Tol Jakarta Cikampek pun tampak demikian. Lalu lintas dari Cikampek-Dawuan-Cikarang-Cikunir-Cawang lancar. Tampak padat hanya di jalur Bekasi Timur-Cibitung, hal itu karena kepadatan volume kendaraan.

Tol dalam kota juga tampak tidak macet, Cawang-Tomang-Pluit Cengkareng lancar. Begitu juga arah sebaliknya lancar.

Tol Janger, Tomang-Karang Tengah-Tangerang-Bitung terpantau lancar. Terjadi kepadatan di ruas tol menuju Meruya-Kedoya, hal ini karena meningkatnya volume kendaraan.

Kerja dan Belajar di Rumah

Sebelumnya, Presiden Joko Widodo meminta agar masyarakat Indonesia bekerja, belajar dan beribadah di rumah karena masifnya penyebaran penyakit saluran pernapasan yang disebabkan virus corona jenis baru (Covid-19).

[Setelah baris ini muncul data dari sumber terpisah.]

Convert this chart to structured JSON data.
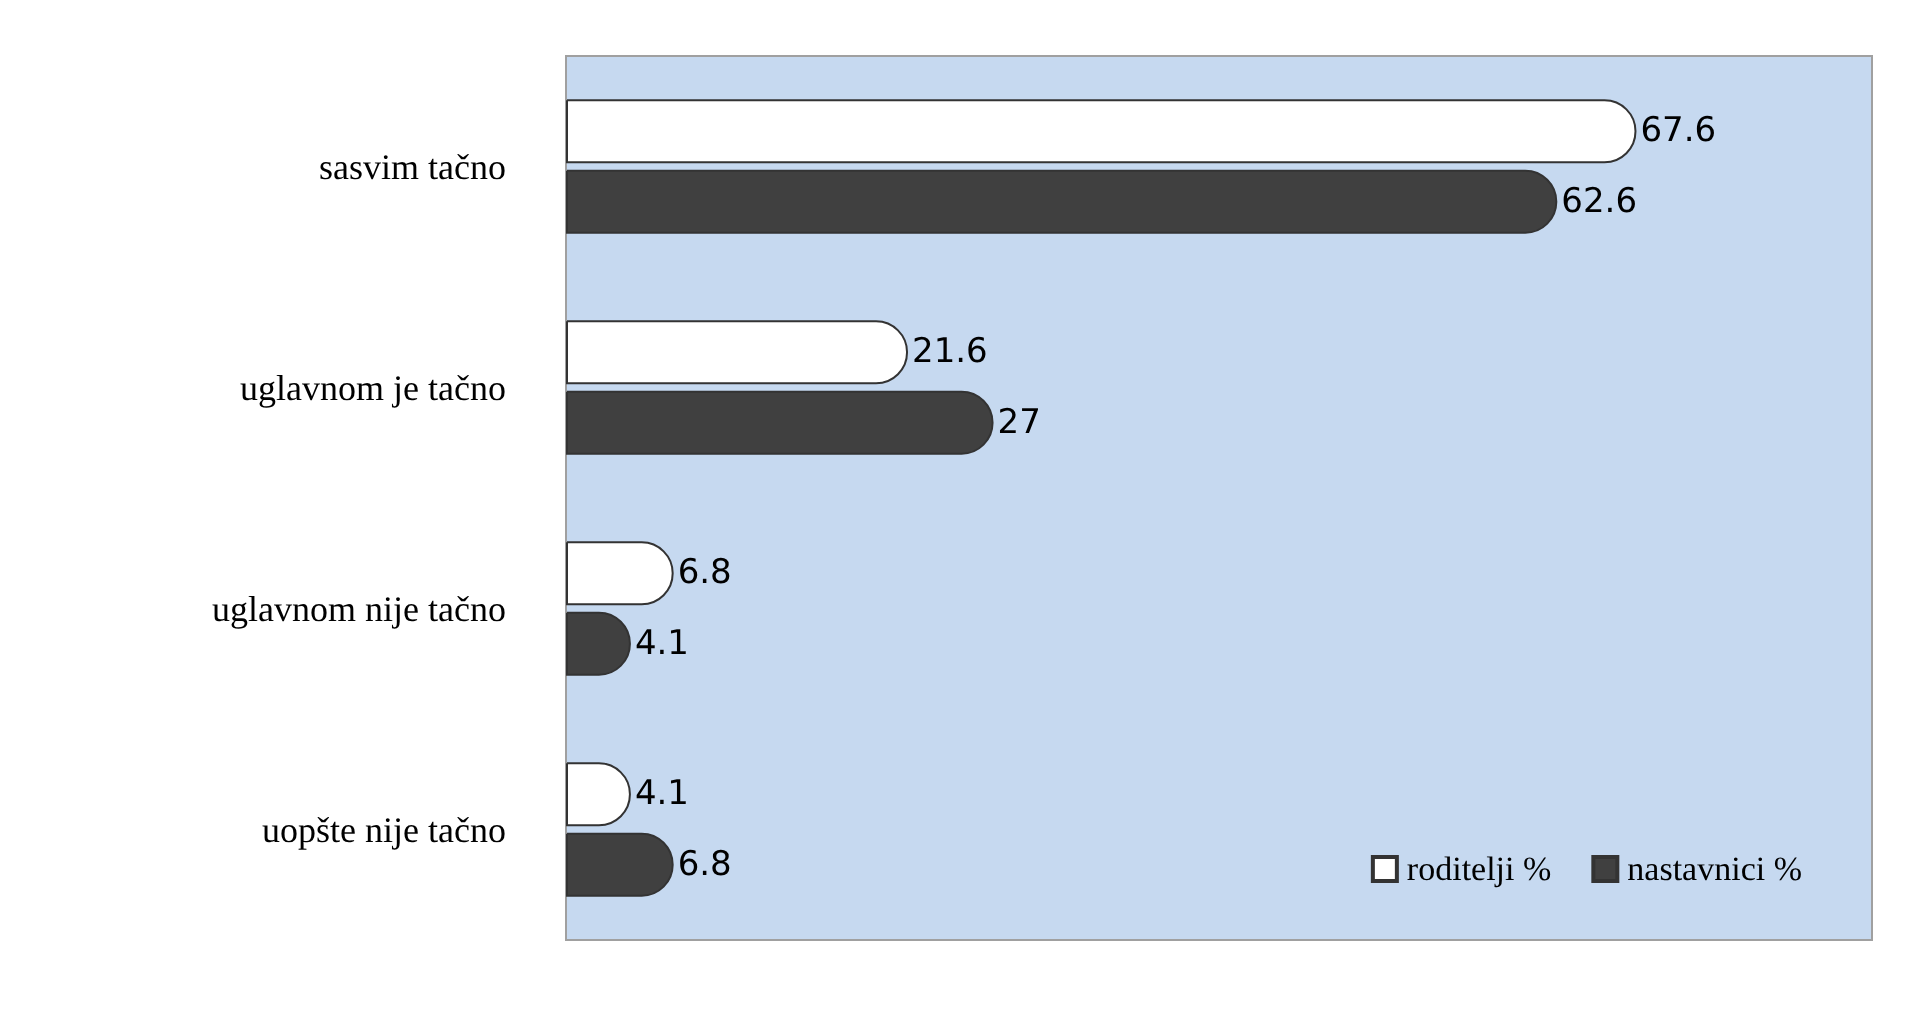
{
  "chart_data": {
    "type": "bar",
    "orientation": "horizontal",
    "categories": [
      "sasvim tačno",
      "uglavnom je tačno",
      "uglavnom nije tačno",
      "uopšte nije tačno"
    ],
    "series": [
      {
        "name": "roditelji %",
        "color": "#ffffff",
        "values": [
          67.6,
          21.6,
          6.8,
          4.1
        ]
      },
      {
        "name": "nastavnici %",
        "color": "#404040",
        "values": [
          62.6,
          27,
          4.1,
          6.8
        ]
      }
    ],
    "data_labels": true,
    "legend": "bottom right",
    "tick_labels": "y",
    "grid": false
  }
}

"Dengan kondisi ini saatnya kita bekerja dari rumah, belajar dari rumah, ibadah di rumah, inilah saatnya bekerja bersama-sama saling tolong menolong dan bersatu padu, gotong royong. Kita ingin ini menjadi gerakan masyarakat agar masalah Covid-19 ini tertangani dengan maksimal," kata Presiden Joko Widodo di Istana kepresidenan Bogor, Minggu (15/3).

7 Orang Meninggal

Jumlah pasien positif terjangkit virus corona di Indonesia bertambah menjadi 172 orang per Selasa (17/3).

Juru Bicara Pemerintah untuk Penanganan Virus Corona, Achmad Yuri mengatakan penambahan pasien terbanyak dari DKI Jakarta, Jawa Timur, Jawa Tenggah hingga Kepulauan Riau.

7 Orang diketahui meninggal dunia. "Sementara tujuh (meninggal)," kata Juru Bicara Pemerintah untuk Penanganan Virus Corona (Covid-19), Achmad Yurianto.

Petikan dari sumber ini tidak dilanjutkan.